Reuda rubbed her chin. After a moment's thought, she nodded. "Aye, let it be as you say. If you'll not work your best for fear of Mordec's heavy hand, nothing less will squeeze that best from you."
"I am not afraid of him," said Conan fiercely, but an ingrained regard for the truth compelled him to add, "Still, I would not feel his fist without good cause." Reuda laughed and nodded and went back to her husband's tannery, taking the stink of hides and sour tanbark with her.
Conan went to work straightaway, choosing an iron bar about as thick as his finger. He heated one end of it white-hot, then brought it back to the anvil and, with quick, cunning strokes of the hammer, shaped that end into a loop about two inches long. That done, he used a cold chisel to cut through the extremity of the loop, giving him the two tines he would need for the work. Some forks had three tines, but that was as yet beyond his skill. He did not think Reuda would complain if hers proved to be of the ordinary sort.
Heating the iron again, he bent the tines on the heel of the anvil until something close to a right angle separated them. That way, he could work on each of them in turn more conveniently. Careful hammerstrokes flattened the tines. Conan heated the metal once more and brought the tines back to their proper position. He set the fork aside and let it cool.
When he could safely handle it without tongs, he used brass rivets to bind a wood handle to the iron shank. He looked the work over to see if Reuda could find any way to fault it. Seeing none, he took the fork to the tanner's wife fully a day earlier than he had promised.
She examined it, too, plainly with the same thing in mind. Seeing nothing about which she could complain, she gave the young smith a grudging nod, saying, "I think it may serve. When your father comes home, we'll settle on a price."
"All right." Conan nodded. Almost all business in Duthil was done that way. The Cimmerians minted no coins; the few that circulated here came up from the south. Barter and haggling took the place of money and set costs.
When Conan left Reuda's kitchen, he saw Glemmis, who had taken word of the Aquilonian invasion from Duthil to the nearby village of Uist and then, no doubt, gone on to fight the men from the south. Glemmis limped up the street toward him; a filthy, blood-soaked rag covered most of a wound on the man's left arm.

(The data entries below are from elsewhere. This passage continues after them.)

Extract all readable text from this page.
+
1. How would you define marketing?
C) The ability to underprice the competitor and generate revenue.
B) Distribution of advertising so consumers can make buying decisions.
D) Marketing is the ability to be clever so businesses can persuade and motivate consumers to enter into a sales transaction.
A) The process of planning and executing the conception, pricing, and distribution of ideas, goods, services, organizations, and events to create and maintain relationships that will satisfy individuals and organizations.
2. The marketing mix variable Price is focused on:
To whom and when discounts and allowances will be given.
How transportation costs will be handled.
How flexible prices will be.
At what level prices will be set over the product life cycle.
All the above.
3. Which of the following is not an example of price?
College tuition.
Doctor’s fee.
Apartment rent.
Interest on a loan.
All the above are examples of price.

Conan's heart leaped into his mouth. "The battle—!" he blurted.
Glemmis spoke a word Conan had never imagined he would hear: "Lost." He went on, "We hit the Aquilonians a hard blow, but they held us, and then —Crom! —their cursed horsemen cut us down like ripe rye at harvest time." He shuddered at the memory.
"What of my father?" asked Conan. "What of the other warriors who left our village?"
"Of Mordec I know naught. He may well be hale," answered Glemmis with a certain rough kindness. "But I can tell you truly that many fell. Eogannan, for instance, I saw go down, a Bossonian's arrow through his throat. We've not known such a black day for many long years."
Had he got away safe by running first and fastest? Even so young, Conan saw the possibility and scorned him for it. But before long other men started coming home to Duthil, many of them wounded, all hollow-eyed and shocked with defeat. Even Balarg the weaver, who prided himself on never seeming at a loss, looked as if he had grappled with demons and come off second best. Women began to wail as some men did not come home again, and as survivors began bringing word of those who never would.
Several returning warriors had seen Conan's father where the fighting was hottest, but none could say whether Mordec lived or had fallen. "I will wait, then, and learn," said Conan, "and if need be avenge myself on the Aquilonians." When he told Verina what he had learned, his mother started keening, as for one dead.
But Mordec did come back to Duthil, limping in with a spearshaft clamped in his left fist to help bear his weight. His right arm briefly slipped around Conan in a rough embrace. "We'll fight them again," said Conan. "We'll fight them again, and we'll beat them."
"Not soon." Mordec wearily shook his head. "Not tomorrow, or next week, or next month. Not next year, all too likely. We lost too much in this round."
"What then?" asked Conan, aghast.
"What then?" echoed his father. "Why, the bitter beer of the beaten, for beaten we are."
Conan saw his first Aquilonians a few days after his father came home to Duthil. By then, the villagers had a good idea of who would never come home again. Women's keening went on night and day. New mourning had broken out only the night before, when a Cimmerian died after taking a fever from his wound.